Des actions déjà menées et d’autres en cours
Pour améliorer la qualité des raccordements à la fibre, la filière a déjà mis en place des actions. Fin novembre 2021, le régulateur a d’ailleurs mis les pieds dans ces fameux “plats de nouilles” et lançant son plan d’action pour améliorer la qualité des réseaux comme contrôler les interventions, limiter les rangs de sous-traitance et remettre en état les équipements endommagés.

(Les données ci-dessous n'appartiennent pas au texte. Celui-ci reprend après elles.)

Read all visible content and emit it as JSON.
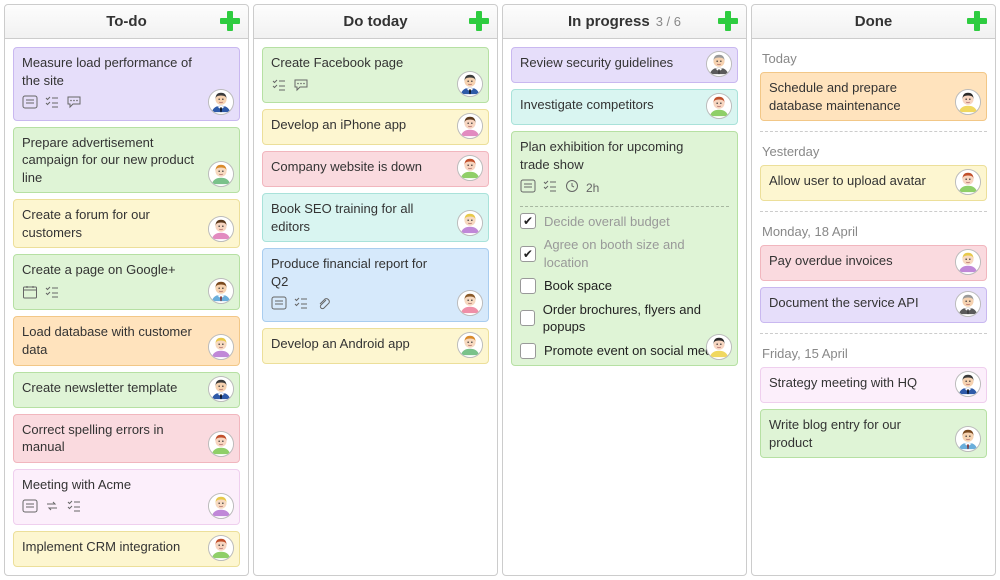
{
  "avatars": {
    "m1": {
      "skin": "#f6d2b0",
      "hair": "#3b3b3b",
      "shirt": "#2e5aa8",
      "collar": "#ffffff",
      "tie": "#000000"
    },
    "f1": {
      "skin": "#f7d9c0",
      "hair": "#d98a2b",
      "shirt": "#7ac28a"
    },
    "f2": {
      "skin": "#f7d5c0",
      "hair": "#5b3a1e",
      "shirt": "#e28bc0"
    },
    "m2": {
      "skin": "#f6d2b0",
      "hair": "#7a4a20",
      "shirt": "#6aaedb",
      "collar": "#ffffff",
      "tie": "#7a2020"
    },
    "f3": {
      "skin": "#f7d9c0",
      "hair": "#e7c94a",
      "shirt": "#c088d8"
    },
    "f4": {
      "skin": "#f7d5c0",
      "hair": "#c1502c",
      "shirt": "#8fcf68"
    },
    "m3": {
      "skin": "#f6d2b0",
      "hair": "#9a9a9a",
      "shirt": "#5b5b5b",
      "collar": "#ffffff",
      "tie": "#3a3a3a"
    },
    "f5": {
      "skin": "#f7d9c0",
      "hair": "#8a5a2a",
      "shirt": "#ef8fa8"
    },
    "f6": {
      "skin": "#f7d5c0",
      "hair": "#2a2a2a",
      "shirt": "#f0d860"
    }
  },
  "colors": {
    "purple": {
      "bg": "#e6defa",
      "border": "#c9b8f0"
    },
    "green": {
      "bg": "#dff4d6",
      "border": "#b6e0a3"
    },
    "yellow": {
      "bg": "#fdf6d0",
      "border": "#ecdf9a"
    },
    "orange": {
      "bg": "#ffe3bd",
      "border": "#f2c787"
    },
    "pink": {
      "bg": "#fadadf",
      "border": "#f1b6be"
    },
    "pinkLt": {
      "bg": "#fceffb",
      "border": "#efcfee"
    },
    "mint": {
      "bg": "#d9f5f1",
      "border": "#a9e2da"
    },
    "blue": {
      "bg": "#d6e9fb",
      "border": "#a9cdef"
    }
  },
  "columns": [
    {
      "title": "To-do",
      "count": "",
      "cards": [
        {
          "title": "Measure load performance of the site",
          "color": "purple",
          "avatar": "m1",
          "icons": [
            "note",
            "tasks",
            "comment"
          ]
        },
        {
          "title": "Prepare advertisement campaign for our new product line",
          "color": "green",
          "avatar": "f1"
        },
        {
          "title": "Create a forum for our customers",
          "color": "yellow",
          "avatar": "f2"
        },
        {
          "title": "Create a page on Google+",
          "color": "green",
          "avatar": "m2",
          "icons": [
            "calendar",
            "tasks"
          ]
        },
        {
          "title": "Load database with customer data",
          "color": "orange",
          "avatar": "f3"
        },
        {
          "title": "Create newsletter template",
          "color": "green",
          "avatar": "m1"
        },
        {
          "title": "Correct spelling errors in manual",
          "color": "pink",
          "avatar": "f4"
        },
        {
          "title": "Meeting with Acme",
          "color": "pinkLt",
          "avatar": "f3",
          "icons": [
            "note",
            "repeat",
            "tasks"
          ]
        },
        {
          "title": "Implement CRM integration",
          "color": "yellow",
          "avatar": "f4"
        }
      ]
    },
    {
      "title": "Do today",
      "count": "",
      "cards": [
        {
          "title": "Create Facebook page",
          "color": "green",
          "avatar": "m1",
          "icons": [
            "tasks",
            "comment"
          ]
        },
        {
          "title": "Develop an iPhone app",
          "color": "yellow",
          "avatar": "f2"
        },
        {
          "title": "Company website is down",
          "color": "pink",
          "avatar": "f4"
        },
        {
          "title": "Book SEO training for all editors",
          "color": "mint",
          "avatar": "f3"
        },
        {
          "title": "Produce financial report for Q2",
          "color": "blue",
          "avatar": "f5",
          "icons": [
            "note",
            "tasks",
            "attach"
          ]
        },
        {
          "title": "Develop an Android app",
          "color": "yellow",
          "avatar": "f1"
        }
      ]
    },
    {
      "title": "In progress",
      "count": "3 / 6",
      "cards": [
        {
          "title": "Review security guidelines",
          "color": "purple",
          "avatar": "m3"
        },
        {
          "title": "Investigate competitors",
          "color": "mint",
          "avatar": "f4"
        },
        {
          "title": "Plan exhibition for upcoming trade show",
          "color": "green",
          "avatar": "f6",
          "icons": [
            "note",
            "tasks",
            "clock"
          ],
          "time": "2h",
          "subtasks": [
            {
              "label": "Decide overall budget",
              "done": true
            },
            {
              "label": "Agree on booth size and location",
              "done": true
            },
            {
              "label": "Book space",
              "done": false
            },
            {
              "label": "Order brochures, flyers and popups",
              "done": false
            },
            {
              "label": "Promote event on social media",
              "done": false
            }
          ]
        }
      ]
    },
    {
      "title": "Done",
      "count": "",
      "groups": [
        {
          "label": "Today",
          "cards": [
            {
              "title": "Schedule and prepare database maintenance",
              "color": "orange",
              "avatar": "f6"
            }
          ]
        },
        {
          "label": "Yesterday",
          "cards": [
            {
              "title": "Allow user to upload avatar",
              "color": "yellow",
              "avatar": "f4"
            }
          ]
        },
        {
          "label": "Monday, 18 April",
          "cards": [
            {
              "title": "Pay overdue invoices",
              "color": "pink",
              "avatar": "f3"
            },
            {
              "title": "Document the service API",
              "color": "purple",
              "avatar": "m3"
            }
          ]
        },
        {
          "label": "Friday, 15 April",
          "cards": [
            {
              "title": "Strategy meeting with HQ",
              "color": "pinkLt",
              "avatar": "m1"
            },
            {
              "title": "Write blog entry for our product",
              "color": "green",
              "avatar": "m2"
            }
          ]
        }
      ]
    }
  ]
}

Depuis fin 2020, la filière tend à prendre le taureau par les cornes, d’abord en lançant un guide opérationnel s’adressant aux professionnels du secteur, puis en annonçant des accords majeurs (mode stoc) entre opérateurs commerciaux et d’infrastructure pour améliorer la qualité et la pérennité des réseaux avant de rendre en juillet 2021 un livre blanc avec diverses mesures pour en finir avec les malfaçons. L’objectif est clair : éradiquer totalement les “plats de nouilles”, ces câbles emmêlés dans les armoire de rue, mais aussi les débranchements d’abonnés au moment d’en raccorder d’autres ou encore les fichiers de déploiements erronés, les installations sous-dimensionnées, mais aussi le travail mal fait chez les clients (prise mal fixée, fils apparents).
Fin 2021, le régulateur a demandé aux opérateurs de développer une application qui va permettre la notification en temps réel des interventions des techniciens aux autres opérateurs commerciaux et à l’opérateur de réseau. Une analyse automatique des photos avant et après intervention a aussi été fortement recommandé et rapidement mis en place.

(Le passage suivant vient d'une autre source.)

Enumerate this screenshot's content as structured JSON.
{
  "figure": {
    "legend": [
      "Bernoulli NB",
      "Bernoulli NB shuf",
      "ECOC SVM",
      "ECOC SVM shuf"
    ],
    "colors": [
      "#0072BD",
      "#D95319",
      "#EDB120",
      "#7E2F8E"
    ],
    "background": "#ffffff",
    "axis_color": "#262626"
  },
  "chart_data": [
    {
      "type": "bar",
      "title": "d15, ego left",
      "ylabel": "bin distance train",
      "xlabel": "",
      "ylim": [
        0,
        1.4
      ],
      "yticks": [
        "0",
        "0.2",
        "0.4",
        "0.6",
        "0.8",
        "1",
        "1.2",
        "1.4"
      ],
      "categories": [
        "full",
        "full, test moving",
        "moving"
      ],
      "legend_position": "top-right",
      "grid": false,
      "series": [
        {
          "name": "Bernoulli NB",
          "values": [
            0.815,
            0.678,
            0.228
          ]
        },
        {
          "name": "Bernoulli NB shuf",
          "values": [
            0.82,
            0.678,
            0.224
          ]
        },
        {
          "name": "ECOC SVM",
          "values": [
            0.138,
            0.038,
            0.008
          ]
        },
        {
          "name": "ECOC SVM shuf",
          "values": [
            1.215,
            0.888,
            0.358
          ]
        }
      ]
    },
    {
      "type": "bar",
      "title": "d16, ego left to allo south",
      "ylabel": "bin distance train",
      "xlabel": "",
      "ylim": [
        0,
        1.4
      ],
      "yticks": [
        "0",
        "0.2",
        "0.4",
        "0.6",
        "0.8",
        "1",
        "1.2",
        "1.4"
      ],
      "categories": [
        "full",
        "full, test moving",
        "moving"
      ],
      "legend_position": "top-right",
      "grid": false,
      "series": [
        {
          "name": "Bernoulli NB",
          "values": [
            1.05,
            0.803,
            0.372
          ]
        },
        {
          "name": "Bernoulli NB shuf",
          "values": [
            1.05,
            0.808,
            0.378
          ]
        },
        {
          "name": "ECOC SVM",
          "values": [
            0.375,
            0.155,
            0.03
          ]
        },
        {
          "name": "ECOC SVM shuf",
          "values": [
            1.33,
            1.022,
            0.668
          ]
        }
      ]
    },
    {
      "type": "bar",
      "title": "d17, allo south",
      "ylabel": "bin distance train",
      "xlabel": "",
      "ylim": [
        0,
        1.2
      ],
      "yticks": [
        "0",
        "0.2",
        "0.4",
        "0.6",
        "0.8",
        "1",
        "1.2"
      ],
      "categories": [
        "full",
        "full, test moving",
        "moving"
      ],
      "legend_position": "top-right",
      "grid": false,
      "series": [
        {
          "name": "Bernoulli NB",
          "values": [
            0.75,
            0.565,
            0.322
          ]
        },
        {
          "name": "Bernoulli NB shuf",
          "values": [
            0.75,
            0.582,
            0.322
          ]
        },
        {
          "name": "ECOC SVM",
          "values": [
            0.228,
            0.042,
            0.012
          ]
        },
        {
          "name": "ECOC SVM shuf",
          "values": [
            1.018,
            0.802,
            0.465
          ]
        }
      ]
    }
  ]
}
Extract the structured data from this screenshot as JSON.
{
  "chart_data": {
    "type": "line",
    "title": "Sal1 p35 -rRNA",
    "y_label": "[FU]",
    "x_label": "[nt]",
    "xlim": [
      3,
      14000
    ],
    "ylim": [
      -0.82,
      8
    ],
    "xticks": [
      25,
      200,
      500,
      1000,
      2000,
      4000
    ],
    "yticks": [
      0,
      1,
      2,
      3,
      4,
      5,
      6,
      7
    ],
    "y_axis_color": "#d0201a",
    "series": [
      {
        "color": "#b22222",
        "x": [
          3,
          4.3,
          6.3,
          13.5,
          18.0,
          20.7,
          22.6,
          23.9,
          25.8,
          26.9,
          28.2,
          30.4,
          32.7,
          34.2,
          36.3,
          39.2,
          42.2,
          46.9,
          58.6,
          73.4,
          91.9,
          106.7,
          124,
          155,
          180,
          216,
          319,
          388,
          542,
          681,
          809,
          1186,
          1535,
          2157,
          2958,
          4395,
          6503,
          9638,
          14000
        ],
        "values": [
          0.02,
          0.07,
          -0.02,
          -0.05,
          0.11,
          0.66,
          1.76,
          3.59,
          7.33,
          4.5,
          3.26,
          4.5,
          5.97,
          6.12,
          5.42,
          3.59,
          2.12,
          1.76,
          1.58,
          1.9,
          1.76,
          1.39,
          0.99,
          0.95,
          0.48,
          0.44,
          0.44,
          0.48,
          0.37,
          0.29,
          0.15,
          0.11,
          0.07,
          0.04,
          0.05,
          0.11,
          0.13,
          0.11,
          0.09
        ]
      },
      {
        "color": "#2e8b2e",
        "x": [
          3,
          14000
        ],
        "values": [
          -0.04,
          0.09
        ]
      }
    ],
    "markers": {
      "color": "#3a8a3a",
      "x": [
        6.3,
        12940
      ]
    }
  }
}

“Les comptes rendus d’intervention sont pratiqués par tous les opérateurs commerciaux depuis décembre 2021”, commente à ce propos la fédération. Pour aller encore plus loin, un nouvel outil E-intervention, sera livré pour son premier palier entre juillet et décembre 2022, et permettra de signaler, le plus rapidement possible, les interventions et éventuelles malfaçons ou de régler les problèmes de connexion en temps réel. “Les opérateurs, par ailleurs, s’engagent à continuer à développer, améliorer et normaliser ces outils, pour en étendre l’utilisation et parfaire la résolution des problèmes rencontrés.”.
Autre action largement mise en exergue et qui devra être mise en application sur tout le territoire, limiter la sous-traitance à un maximum de deux rangs dans le cadre de la mise en œuvre des nouveaux contrats de sous-traitance (Stoc-2) conclus entre les opérateurs d’infrastructures et commerciaux afin de renforcer la gestion de la sous-traitance.

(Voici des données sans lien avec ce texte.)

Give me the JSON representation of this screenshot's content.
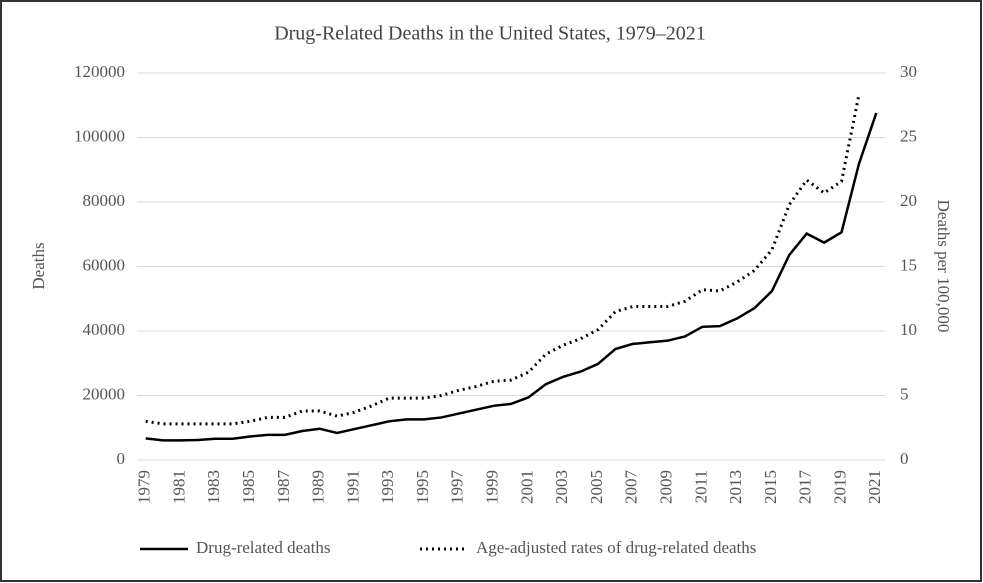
{
  "chart_data": {
    "type": "line",
    "title": "Drug-Related Deaths  in the United States, 1979–2021",
    "y_label": "Deaths",
    "y2_label": "Deaths per 100,000",
    "x": [
      1979,
      1980,
      1981,
      1982,
      1983,
      1984,
      1985,
      1986,
      1987,
      1988,
      1989,
      1990,
      1991,
      1992,
      1993,
      1994,
      1995,
      1996,
      1997,
      1998,
      1999,
      2000,
      2001,
      2002,
      2003,
      2004,
      2005,
      2006,
      2007,
      2008,
      2009,
      2010,
      2011,
      2012,
      2013,
      2014,
      2015,
      2016,
      2017,
      2018,
      2019,
      2020,
      2021
    ],
    "xticks": [
      1979,
      1981,
      1983,
      1985,
      1987,
      1989,
      1991,
      1993,
      1995,
      1997,
      1999,
      2001,
      2003,
      2005,
      2007,
      2009,
      2011,
      2013,
      2015,
      2017,
      2019,
      2021
    ],
    "ylim": [
      0,
      120000
    ],
    "yticks": [
      0,
      20000,
      40000,
      60000,
      80000,
      100000,
      120000
    ],
    "y2lim": [
      0,
      30
    ],
    "y2ticks": [
      0,
      5,
      10,
      15,
      20,
      25,
      30
    ],
    "grid": true,
    "series": [
      {
        "name": "Drug-related deaths",
        "color": "#000000",
        "style": "solid",
        "values": [
          6700,
          6100,
          6100,
          6200,
          6600,
          6600,
          7300,
          7800,
          7800,
          9000,
          9700,
          8400,
          9600,
          10800,
          12000,
          12600,
          12600,
          13200,
          14400,
          15600,
          16800,
          17400,
          19400,
          23500,
          25800,
          27400,
          29800,
          34400,
          36000,
          36500,
          37000,
          38300,
          41300,
          41500,
          43900,
          47100,
          52400,
          63600,
          70200,
          67400,
          70600,
          91800,
          107600
        ]
      },
      {
        "name": "Age-adjusted rates of drug-related deaths",
        "color": "#000000",
        "style": "dotted",
        "axis": "y2",
        "values": [
          3.0,
          2.8,
          2.8,
          2.8,
          2.8,
          2.8,
          3.0,
          3.3,
          3.3,
          3.8,
          3.8,
          3.4,
          3.7,
          4.2,
          4.8,
          4.8,
          4.8,
          5.0,
          5.4,
          5.7,
          6.1,
          6.2,
          6.8,
          8.2,
          8.9,
          9.4,
          10.1,
          11.5,
          11.9,
          11.9,
          11.9,
          12.3,
          13.2,
          13.1,
          13.8,
          14.7,
          16.3,
          19.8,
          21.7,
          20.7,
          21.6,
          28.3,
          null
        ]
      }
    ]
  }
}
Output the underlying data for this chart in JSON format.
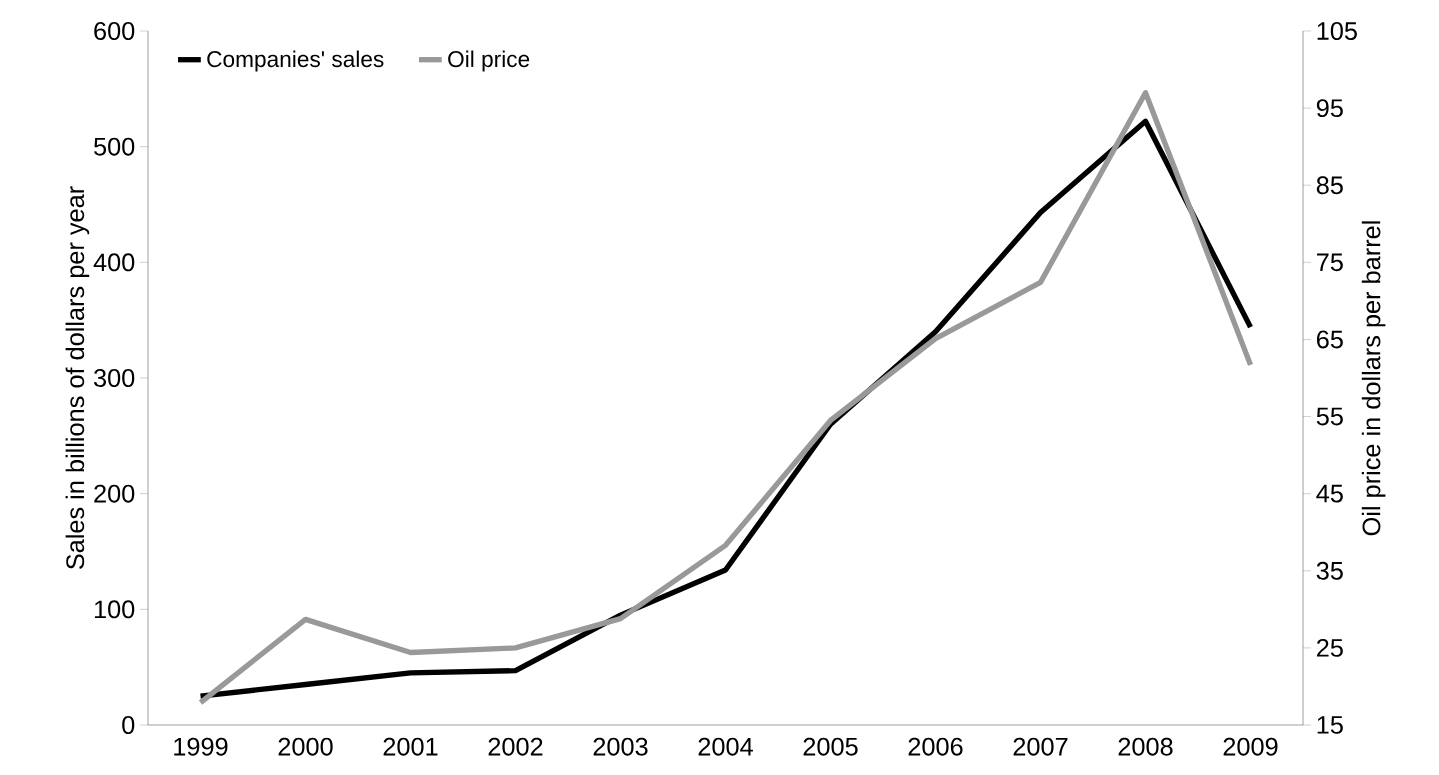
{
  "chart_data": {
    "type": "line",
    "categories": [
      "1999",
      "2000",
      "2001",
      "2002",
      "2003",
      "2004",
      "2005",
      "2006",
      "2007",
      "2008",
      "2009"
    ],
    "ylabel": "Sales in billions of dollars per year",
    "y2label": "Oil price in dollars per barrel",
    "ylim": [
      0,
      600
    ],
    "yticks": [
      0,
      100,
      200,
      300,
      400,
      500,
      600
    ],
    "y2lim": [
      15,
      105
    ],
    "y2ticks": [
      15,
      25,
      35,
      45,
      55,
      65,
      75,
      85,
      95,
      105
    ],
    "legend": "top left",
    "series": [
      {
        "name": "Companies' sales",
        "color": "#000000",
        "values": [
          25,
          35,
          45,
          47,
          95,
          134,
          260,
          340,
          443,
          522,
          344
        ]
      },
      {
        "name": "Oil price",
        "color": "#999999",
        "axis": "y2",
        "values": [
          17.9,
          28.7,
          24.4,
          25.0,
          28.8,
          38.3,
          54.5,
          65.1,
          72.4,
          97.0,
          61.7
        ]
      }
    ]
  }
}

Enfin, les opérateurs ont entrepris de reprendre les malfaçons constatées : plus de 1700 points de mutualisation (PM) ont été traités depuis 2020 et 2700 sont déjà au programme pour 2022, sur les quelques 200 000 PM en France. reste à savoir si l’ensemble de ces initiatives porteront leur fruit. Un dialogue permanent avec les pouvoirs publics, avec qui l’ensemble de ces sujets est partagé et concerté, est également nécessaire. La satisfaction des consommateurs doit être au centre des volontés.